A delectable collection of just-add-suffering recipes!
The Double-E Cookbook is a collection of recipes for electronic 'black box' designs that achieve some sort of semi-modular end or goal. Electrical engineering is really unlike any other. Specific, specialized components that can not be made from scratch are indispensable for most designs and the function of a real circuit is invisible in a way that both mechanical creations and executing codes are not.
I seek a pragmatic way to record and use a small subset of all-available components to link the software I write and mechanical devices I build. Often my need is simple: cause a Raspberry Pi to turn a motor on with a 3.3V GPIO pin or read an analog light signal with an Arduino. The circuits to achieve this are often quite simple, but rely on effectively arbitrary off-the-shelf components that take time to source.
Each recipe in this 'cookbook' achieves some sort of simple goal like the above.
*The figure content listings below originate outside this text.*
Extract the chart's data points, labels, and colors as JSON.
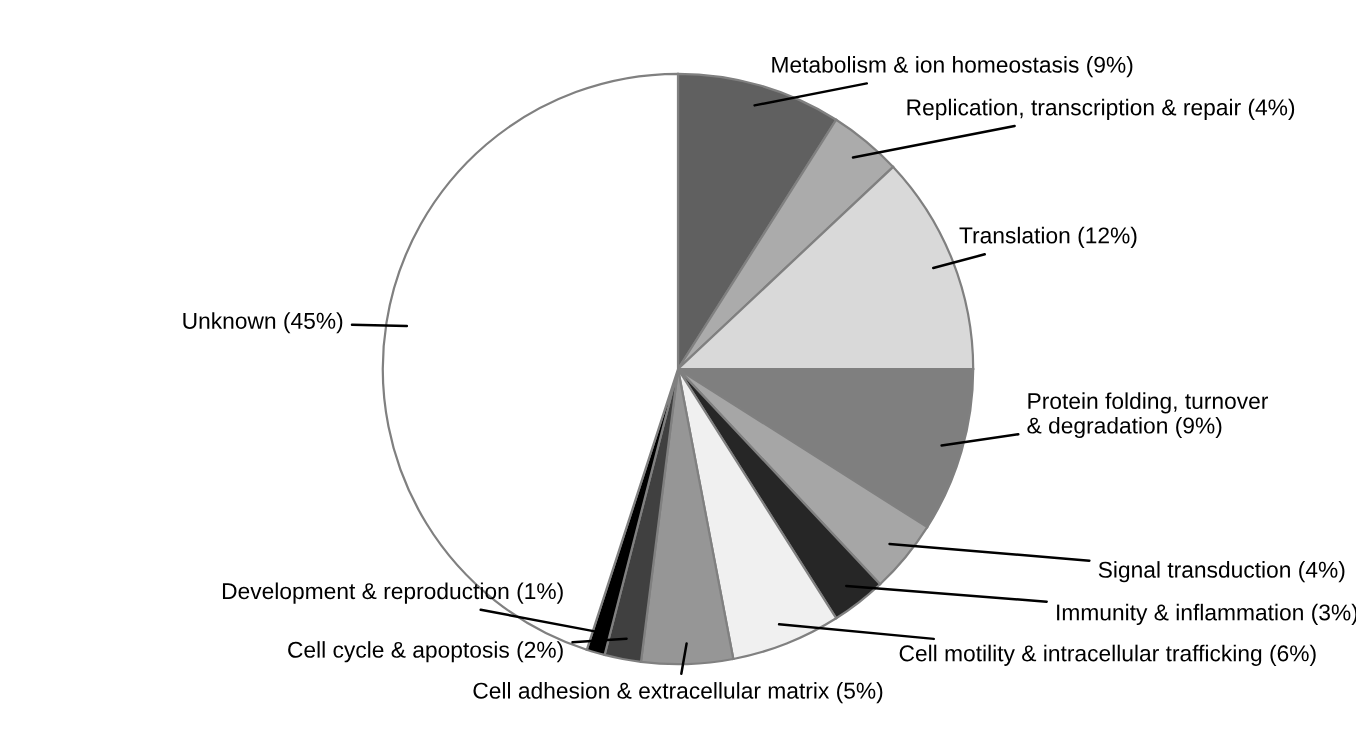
{
  "chart_data": {
    "type": "pie",
    "categories": [
      "Metabolism & ion homeostasis",
      "Replication, transcription & repair",
      "Translation",
      "Protein folding, turnover\n& degradation",
      "Signal transduction",
      "Immunity & inflammation",
      "Cell motility & intracellular trafficking",
      "Cell adhesion & extracellular matrix",
      "Cell cycle & apoptosis",
      "Development & reproduction",
      "Unknown"
    ],
    "values": [
      9,
      4,
      12,
      9,
      4,
      3,
      6,
      5,
      2,
      1,
      45
    ],
    "value_labels": [
      "(9%)",
      "(4%)",
      "(12%)",
      "(9%)",
      "(4%)",
      "(3%)",
      "(6%)",
      "(5%)",
      "(2%)",
      "(1%)",
      "(45%)"
    ],
    "colors": [
      "#606060",
      "#ababab",
      "#d9d9d9",
      "#7f7f7f",
      "#a6a6a6",
      "#262626",
      "#f0f0f0",
      "#969696",
      "#404040",
      "#000000",
      "#ffffff"
    ]
  }
}
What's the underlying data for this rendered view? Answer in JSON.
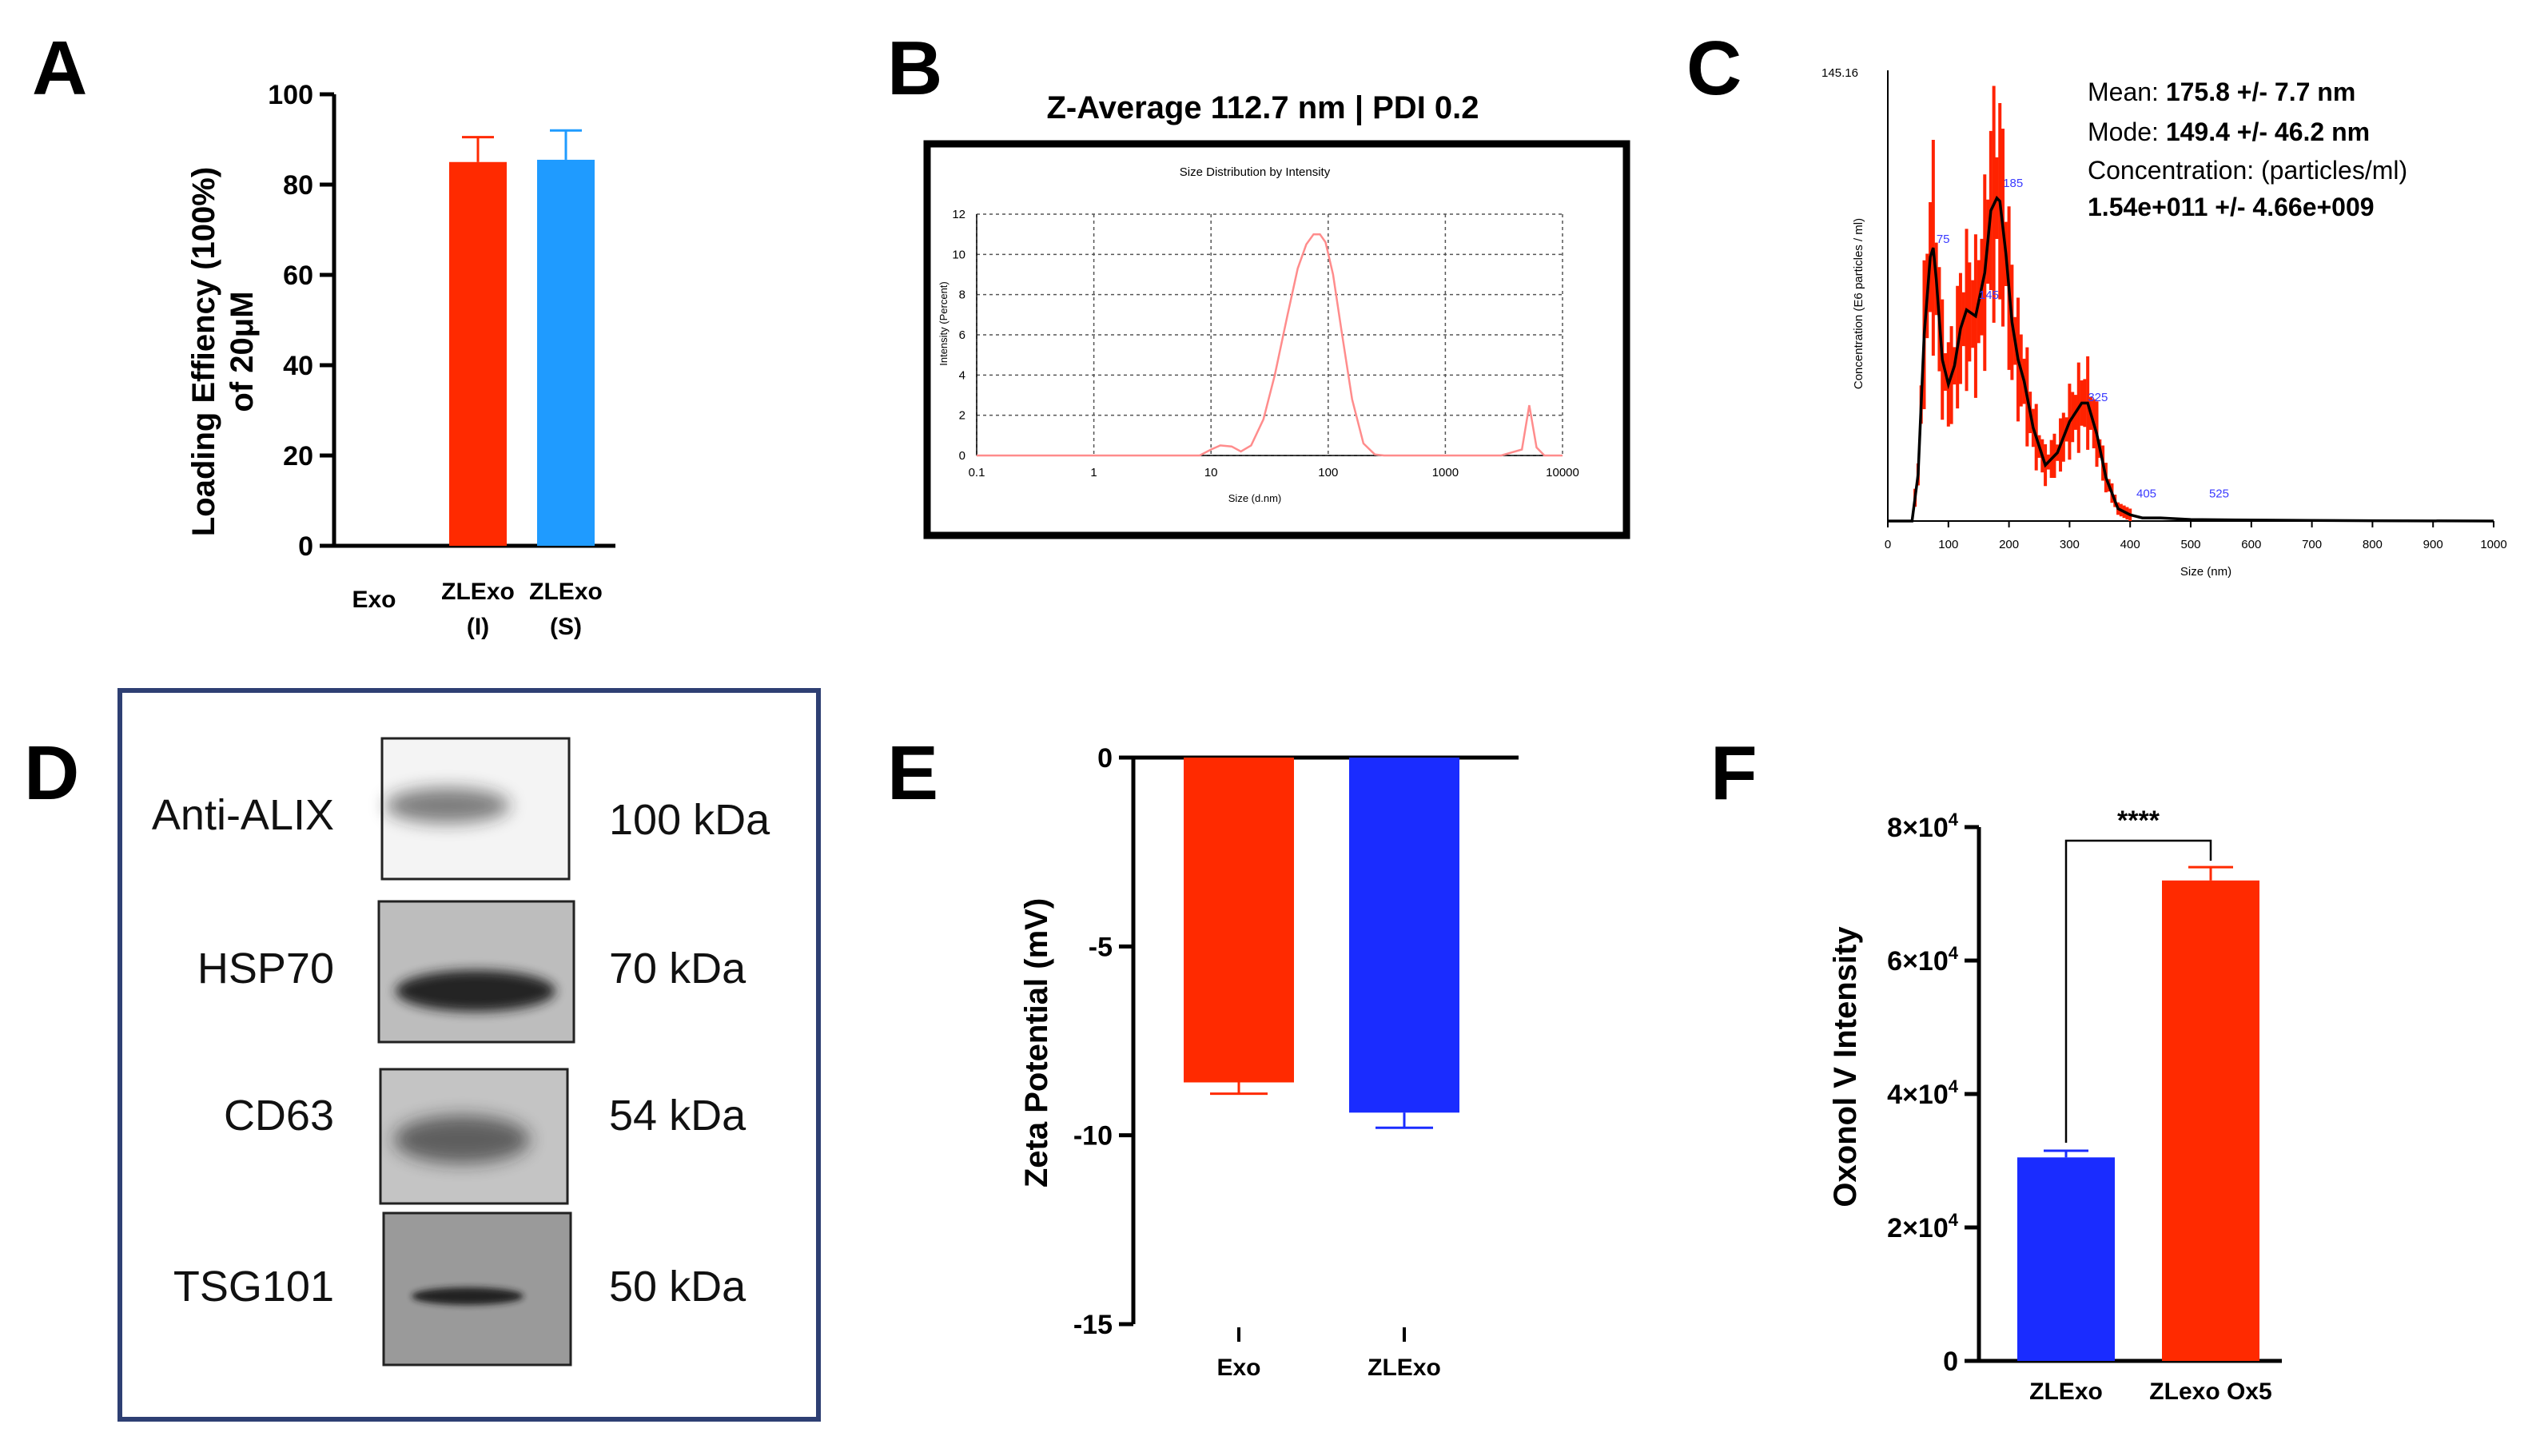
{
  "panel_letters": [
    "A",
    "B",
    "C",
    "D",
    "E",
    "F"
  ],
  "colors": {
    "red": "#ff2a00",
    "blue_light": "#1f9bff",
    "blue": "#1a2cff",
    "navy_border": "#2e3f73",
    "dls_curve": "#ff8c8c",
    "nta_red": "#ff2200",
    "nta_label": "#3b3bff"
  },
  "chart_data": [
    {
      "panel": "A",
      "type": "bar",
      "categories": [
        "Exo",
        "ZLExo (I)",
        "ZLExo (S)"
      ],
      "category_lines": [
        [
          "Exo"
        ],
        [
          "ZLExo",
          "(I)"
        ],
        [
          "ZLExo",
          "(S)"
        ]
      ],
      "values": [
        0,
        85,
        85.5
      ],
      "errors": [
        0,
        5.5,
        6.5
      ],
      "bar_colors": [
        "none",
        "#ff2a00",
        "#1f9bff"
      ],
      "ylabel_lines": [
        "Loading Effiency (100%)",
        "of 20μM"
      ],
      "ylim": [
        0,
        100
      ],
      "yticks": [
        0,
        20,
        40,
        60,
        80,
        100
      ]
    },
    {
      "panel": "B",
      "type": "line",
      "title": "Z-Average 112.7 nm | PDI 0.2",
      "inner_title": "Size Distribution by Intensity",
      "xlabel": "Size (d.nm)",
      "ylabel": "Intensity (Percent)",
      "xscale": "log",
      "xlim": [
        0.1,
        10000
      ],
      "xticks": [
        "0.1",
        "1",
        "10",
        "100",
        "1000",
        "10000"
      ],
      "ylim": [
        0,
        12
      ],
      "yticks": [
        "0",
        "2",
        "4",
        "6",
        "8",
        "10",
        "12"
      ],
      "series": [
        {
          "name": "intensity",
          "x": [
            0.1,
            8,
            10,
            12,
            15,
            18,
            22,
            28,
            35,
            45,
            55,
            65,
            75,
            85,
            95,
            110,
            130,
            160,
            200,
            250,
            300,
            400,
            1000,
            3000,
            4500,
            5200,
            6000,
            7000,
            10000
          ],
          "y": [
            0,
            0,
            0.3,
            0.5,
            0.45,
            0.2,
            0.5,
            1.8,
            4.0,
            7.0,
            9.3,
            10.5,
            11.0,
            11.0,
            10.6,
            9.0,
            6.2,
            2.8,
            0.6,
            0.05,
            0,
            0,
            0,
            0,
            0.3,
            2.5,
            0.4,
            0,
            0
          ]
        }
      ]
    },
    {
      "panel": "C",
      "type": "line",
      "ymax_label": "145.16",
      "xlabel": "Size (nm)",
      "ylabel": "Concentration (E6 particles / ml)",
      "xlim": [
        0,
        1000
      ],
      "xticks": [
        "0",
        "100",
        "200",
        "300",
        "400",
        "500",
        "600",
        "700",
        "800",
        "900",
        "1000"
      ],
      "ylim": [
        0,
        145.16
      ],
      "stats": [
        {
          "label": "Mean: ",
          "value": "175.8 +/- 7.7 nm"
        },
        {
          "label": "Mode: ",
          "value": "149.4 +/- 46.2 nm"
        },
        {
          "label": "Concentration: (particles/ml)",
          "value": ""
        },
        {
          "label": "",
          "value": "1.54e+011 +/- 4.66e+009"
        }
      ],
      "peak_labels": [
        "75",
        "145",
        "185",
        "325",
        "405",
        "525"
      ],
      "peak_x": [
        75,
        145,
        185,
        325,
        405,
        525
      ],
      "peak_y": [
        88,
        70,
        106,
        37,
        6,
        6
      ],
      "series": [
        {
          "name": "mean",
          "x": [
            0,
            40,
            50,
            60,
            70,
            75,
            80,
            90,
            100,
            110,
            120,
            130,
            145,
            160,
            170,
            180,
            185,
            195,
            205,
            215,
            225,
            240,
            260,
            280,
            300,
            320,
            330,
            345,
            360,
            380,
            400,
            420,
            450,
            500,
            600,
            700,
            800,
            1000
          ],
          "y": [
            0,
            0,
            15,
            60,
            85,
            88,
            78,
            52,
            44,
            50,
            62,
            68,
            66,
            80,
            100,
            104,
            103,
            86,
            64,
            52,
            45,
            30,
            18,
            22,
            32,
            38,
            38,
            28,
            14,
            4,
            2,
            1,
            1,
            0.5,
            0.3,
            0.2,
            0.1,
            0
          ]
        }
      ]
    },
    {
      "panel": "E",
      "type": "bar",
      "categories": [
        "Exo",
        "ZLExo"
      ],
      "values": [
        -8.6,
        -9.4
      ],
      "errors": [
        0.3,
        0.4
      ],
      "bar_colors": [
        "#ff2a00",
        "#1a2cff"
      ],
      "ylabel": "Zeta Potential (mV)",
      "ylim": [
        -15,
        0
      ],
      "yticks": [
        "0",
        "-5",
        "-10",
        "-15"
      ],
      "ytick_values": [
        0,
        -5,
        -10,
        -15
      ]
    },
    {
      "panel": "F",
      "type": "bar",
      "categories": [
        "ZLExo",
        "ZLexo Ox5"
      ],
      "values": [
        30500,
        72000
      ],
      "errors": [
        1000,
        2000
      ],
      "bar_colors": [
        "#1a2cff",
        "#ff2a00"
      ],
      "ylabel": "Oxonol V Intensity",
      "ylim": [
        0,
        80000
      ],
      "ytick_values": [
        0,
        20000,
        40000,
        60000,
        80000
      ],
      "ytick_labels": [
        {
          "base": "0",
          "exp": ""
        },
        {
          "base": "2×10",
          "exp": "4"
        },
        {
          "base": "4×10",
          "exp": "4"
        },
        {
          "base": "6×10",
          "exp": "4"
        },
        {
          "base": "8×10",
          "exp": "4"
        }
      ],
      "significance": "****"
    }
  ],
  "western_blot": {
    "panel": "D",
    "rows": [
      {
        "protein": "Anti-ALIX",
        "size": "100 kDa"
      },
      {
        "protein": "HSP70",
        "size": "70 kDa"
      },
      {
        "protein": "CD63",
        "size": "54 kDa"
      },
      {
        "protein": "TSG101",
        "size": "50 kDa"
      }
    ]
  }
}
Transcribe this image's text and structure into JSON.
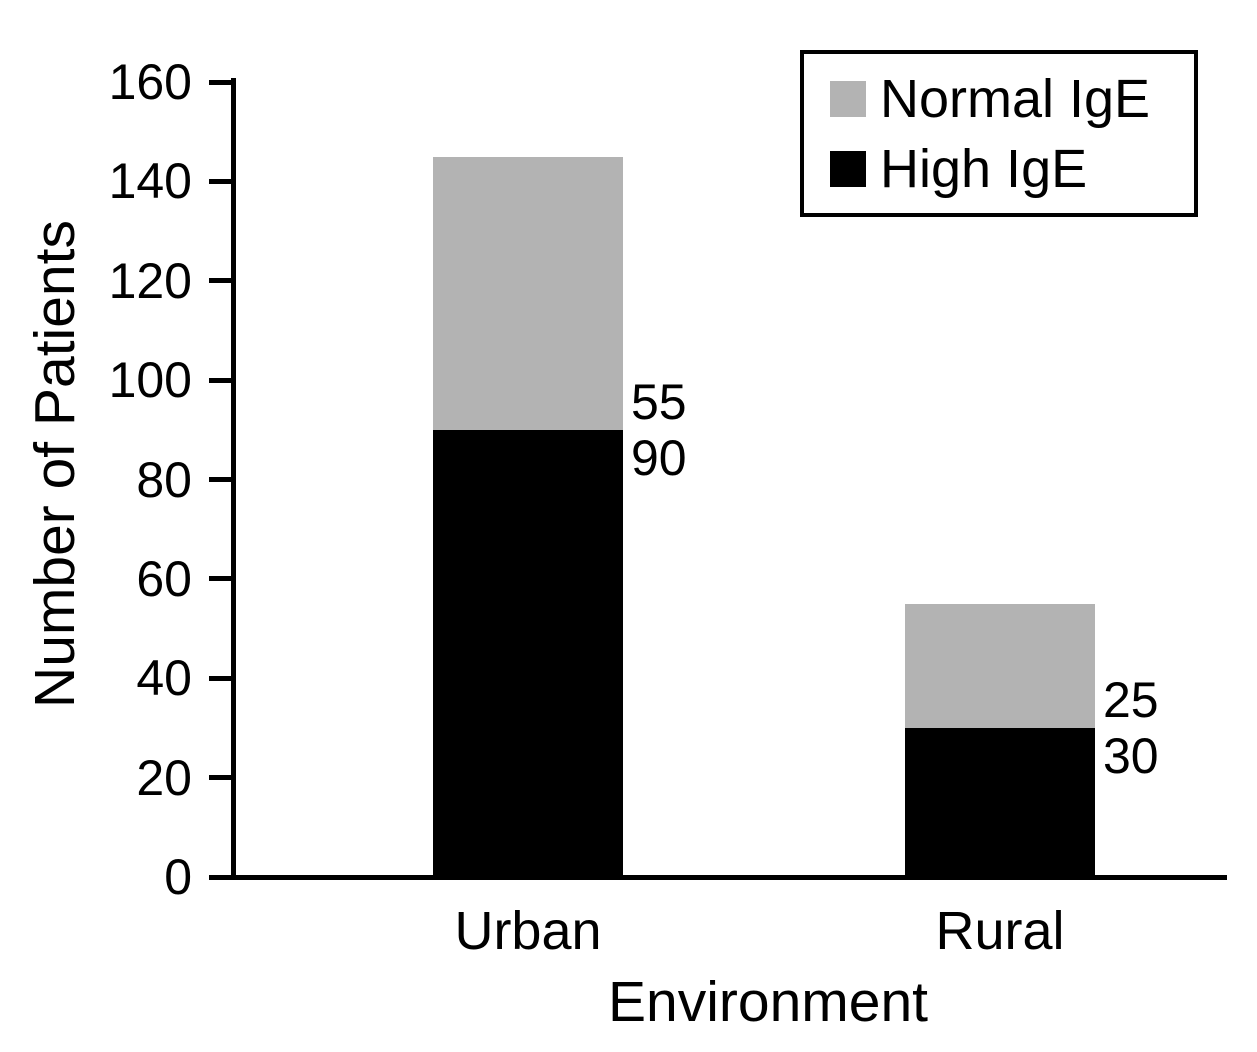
{
  "chart_data": {
    "type": "bar",
    "stacked": true,
    "title": "",
    "xlabel": "Environment",
    "ylabel": "Number of Patients",
    "categories": [
      "Urban",
      "Rural"
    ],
    "series": [
      {
        "name": "High IgE",
        "color": "#000000",
        "values": [
          90,
          30
        ]
      },
      {
        "name": "Normal IgE",
        "color": "#b3b3b3",
        "values": [
          55,
          25
        ]
      }
    ],
    "segment_value_labels": {
      "Urban": {
        "Normal IgE": 55,
        "High IgE": 90
      },
      "Rural": {
        "Normal IgE": 25,
        "High IgE": 30
      }
    },
    "ylim": [
      0,
      160
    ],
    "yticks": [
      0,
      20,
      40,
      60,
      80,
      100,
      120,
      140,
      160
    ],
    "grid": false,
    "legend_position": "upper right",
    "legend_entries": [
      "Normal IgE",
      "High IgE"
    ]
  },
  "colors": {
    "background": "#ffffff",
    "axis": "#000000",
    "text": "#000000",
    "normal_ige": "#b3b3b3",
    "high_ige": "#000000"
  }
}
It lists the components, provides a schematic or two, and leaves me a place to take notes on these designs so I don't end up doing the same engineering work every time I need to drive a stepper motor or pull serial data from a microphone.
These recipes have to do with extending the function of microcomputers (e.g. Raspberry Pi's) or micro-controllers (e.g. Arduino's) with peripherals, like driving motors, controlling appliances, or taking sensor data.
Collecting data about the environment from from sensors.
Exerting a change on the outside world with motors, lights, etc.
When creating icons for the recipes, use a 100px by 100px square base with 2px thick lines.
This github repository provides many of the schematic icons used for recipes.